Como oigo con frecuencia canciones en inglés, reparé en este verso de Cole Porter: Deep in the heart of me. El posesivo correcto en inglés sería deep in my heart, un verso pedestre. En fin, Bob Dylan se pasa por la galleta casi todas las nociones de economía expresiva que yo recomiendo en mi Manual de escritura. ¿Algún problema? Sí y no: a Dylan le funcionan la retórica y los clichés dosificados. A usted no se los recomiendo, querido lector.
Para los poetas las reglas valen cáscara. León de Greiff, nuestro pirotécnico y pirómano artífice del idioma, desliza por ahí un verso memorable: “Los brazos rompidos de pugnar con el viento”. Romper es un verbo irregular, poeta, ¿por qué no escribió “rotos”? Porque suena más peor, señor.
Por su parte, Julio Ramón Ribeyro, quien vivió la mayor parte de su vida adulta en Francia, incurre en constantes galicismos, de esos que todavía les ponen los pelos de punta a algunos académicos. ¿Algún problema? No para mí.
Bueno, sé que me quedo corto, muy corto. ¿Qué demonios es la corrección gramatical? Una convención, sin duda necesaria para los inexpertos, no una camisa de fuerza. Siguiendo con mi tema, se me ocurre recordar al filólogo murciano Diego Clemencín (1765-1834), miembro olvidado de las academias españolas de Historia y de la Lengua. Don Diego pasó buena parte de su vida adulta escribiendo 5.554 notas relativas al Quijote —murió sin terminarlas—. Muchísimas de ellas implican regaños y correcciones narrativas. En total son más largas las anotaciones de Clemencín que el libro de Cervantes. En pleno franquismo (1947), Aguilar republicó el gran tocho del Quijote “corregido”. Quien hoy tenga esta edición – por ejemplo, yo – bien puede divertirse con las patochadas de don Diego.
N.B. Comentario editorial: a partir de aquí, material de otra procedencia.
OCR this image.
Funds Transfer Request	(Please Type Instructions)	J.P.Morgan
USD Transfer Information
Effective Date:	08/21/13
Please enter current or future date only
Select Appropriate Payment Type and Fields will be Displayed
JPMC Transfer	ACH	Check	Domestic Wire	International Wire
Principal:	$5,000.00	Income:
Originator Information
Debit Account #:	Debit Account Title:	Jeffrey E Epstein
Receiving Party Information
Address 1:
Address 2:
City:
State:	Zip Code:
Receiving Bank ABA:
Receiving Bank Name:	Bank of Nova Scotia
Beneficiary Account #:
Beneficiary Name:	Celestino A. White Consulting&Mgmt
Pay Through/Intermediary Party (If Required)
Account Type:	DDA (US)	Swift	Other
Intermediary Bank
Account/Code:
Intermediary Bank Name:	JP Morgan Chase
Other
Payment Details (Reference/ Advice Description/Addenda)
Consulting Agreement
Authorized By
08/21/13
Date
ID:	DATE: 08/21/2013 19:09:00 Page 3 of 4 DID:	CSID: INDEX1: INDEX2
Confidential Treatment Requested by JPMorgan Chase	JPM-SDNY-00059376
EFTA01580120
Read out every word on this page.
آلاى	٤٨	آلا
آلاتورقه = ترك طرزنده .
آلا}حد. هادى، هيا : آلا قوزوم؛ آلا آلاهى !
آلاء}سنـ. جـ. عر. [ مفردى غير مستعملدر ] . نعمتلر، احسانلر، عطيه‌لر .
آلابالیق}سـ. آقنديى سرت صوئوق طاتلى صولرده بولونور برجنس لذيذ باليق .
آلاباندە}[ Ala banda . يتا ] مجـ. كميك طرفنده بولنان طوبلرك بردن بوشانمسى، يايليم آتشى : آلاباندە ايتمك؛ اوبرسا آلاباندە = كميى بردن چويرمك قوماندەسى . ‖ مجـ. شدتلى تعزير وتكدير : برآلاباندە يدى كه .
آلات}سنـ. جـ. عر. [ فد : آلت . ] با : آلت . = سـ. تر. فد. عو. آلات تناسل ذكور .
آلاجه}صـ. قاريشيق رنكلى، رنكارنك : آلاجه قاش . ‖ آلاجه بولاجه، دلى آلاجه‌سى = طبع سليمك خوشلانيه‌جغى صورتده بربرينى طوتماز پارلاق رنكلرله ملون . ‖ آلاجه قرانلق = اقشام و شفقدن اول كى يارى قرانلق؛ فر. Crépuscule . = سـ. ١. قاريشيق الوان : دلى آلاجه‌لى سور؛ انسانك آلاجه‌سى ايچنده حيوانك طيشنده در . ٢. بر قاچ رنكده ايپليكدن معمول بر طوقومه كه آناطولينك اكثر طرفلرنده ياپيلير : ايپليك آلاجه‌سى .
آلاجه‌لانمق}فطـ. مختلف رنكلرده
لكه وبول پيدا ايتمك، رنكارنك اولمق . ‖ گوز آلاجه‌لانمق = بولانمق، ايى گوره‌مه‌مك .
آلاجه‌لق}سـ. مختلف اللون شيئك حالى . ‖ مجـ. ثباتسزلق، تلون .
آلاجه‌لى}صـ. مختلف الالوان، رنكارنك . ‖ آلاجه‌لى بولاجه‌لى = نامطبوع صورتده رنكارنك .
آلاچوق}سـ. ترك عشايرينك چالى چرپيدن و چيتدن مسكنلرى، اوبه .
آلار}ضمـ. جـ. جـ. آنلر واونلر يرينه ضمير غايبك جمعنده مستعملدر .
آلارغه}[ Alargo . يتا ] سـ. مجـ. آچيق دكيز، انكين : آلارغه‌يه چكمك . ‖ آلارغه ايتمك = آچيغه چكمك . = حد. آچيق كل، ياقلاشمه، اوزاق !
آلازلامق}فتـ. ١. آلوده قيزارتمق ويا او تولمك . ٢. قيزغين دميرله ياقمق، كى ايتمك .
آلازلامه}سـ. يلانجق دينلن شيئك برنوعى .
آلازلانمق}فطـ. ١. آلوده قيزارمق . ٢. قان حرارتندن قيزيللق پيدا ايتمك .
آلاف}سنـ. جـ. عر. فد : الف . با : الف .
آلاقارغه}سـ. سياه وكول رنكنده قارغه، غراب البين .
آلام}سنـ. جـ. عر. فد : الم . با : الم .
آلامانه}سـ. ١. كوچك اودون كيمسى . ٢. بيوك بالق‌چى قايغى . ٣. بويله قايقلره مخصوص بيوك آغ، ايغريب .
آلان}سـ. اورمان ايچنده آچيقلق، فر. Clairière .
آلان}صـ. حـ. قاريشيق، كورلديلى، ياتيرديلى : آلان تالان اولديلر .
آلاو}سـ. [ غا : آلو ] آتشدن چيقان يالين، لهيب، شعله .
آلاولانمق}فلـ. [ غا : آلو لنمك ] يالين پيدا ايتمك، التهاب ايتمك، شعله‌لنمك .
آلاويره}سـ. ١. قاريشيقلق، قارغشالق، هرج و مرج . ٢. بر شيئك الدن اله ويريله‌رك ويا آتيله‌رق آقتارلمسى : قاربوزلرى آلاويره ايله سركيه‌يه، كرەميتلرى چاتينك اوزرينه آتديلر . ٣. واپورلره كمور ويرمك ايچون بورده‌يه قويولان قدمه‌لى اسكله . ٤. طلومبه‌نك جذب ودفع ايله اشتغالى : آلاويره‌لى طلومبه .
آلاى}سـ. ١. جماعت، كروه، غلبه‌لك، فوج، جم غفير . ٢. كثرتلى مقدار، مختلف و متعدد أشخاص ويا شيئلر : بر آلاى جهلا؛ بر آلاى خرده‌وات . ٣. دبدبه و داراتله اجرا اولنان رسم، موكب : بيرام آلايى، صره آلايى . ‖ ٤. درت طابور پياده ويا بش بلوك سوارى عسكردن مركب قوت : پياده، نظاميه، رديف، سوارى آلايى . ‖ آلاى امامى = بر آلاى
¿Que el Quijote es un libro imperfecto según los criterios modernos? Sí, pero eso carece de importancia. Ya el propio Sancho Panza se lo aclaraba a Sansón Carrasco al referirse a los errores de la primera parte: “¿Otro reprochador de voquibles tenemos? Pues ándese a eso, y no acabaremos en toda la vida”. La moraleja de Clemencín, extrapolable a tantos más, es ineludible: lea, entienda, pero no joda tanto.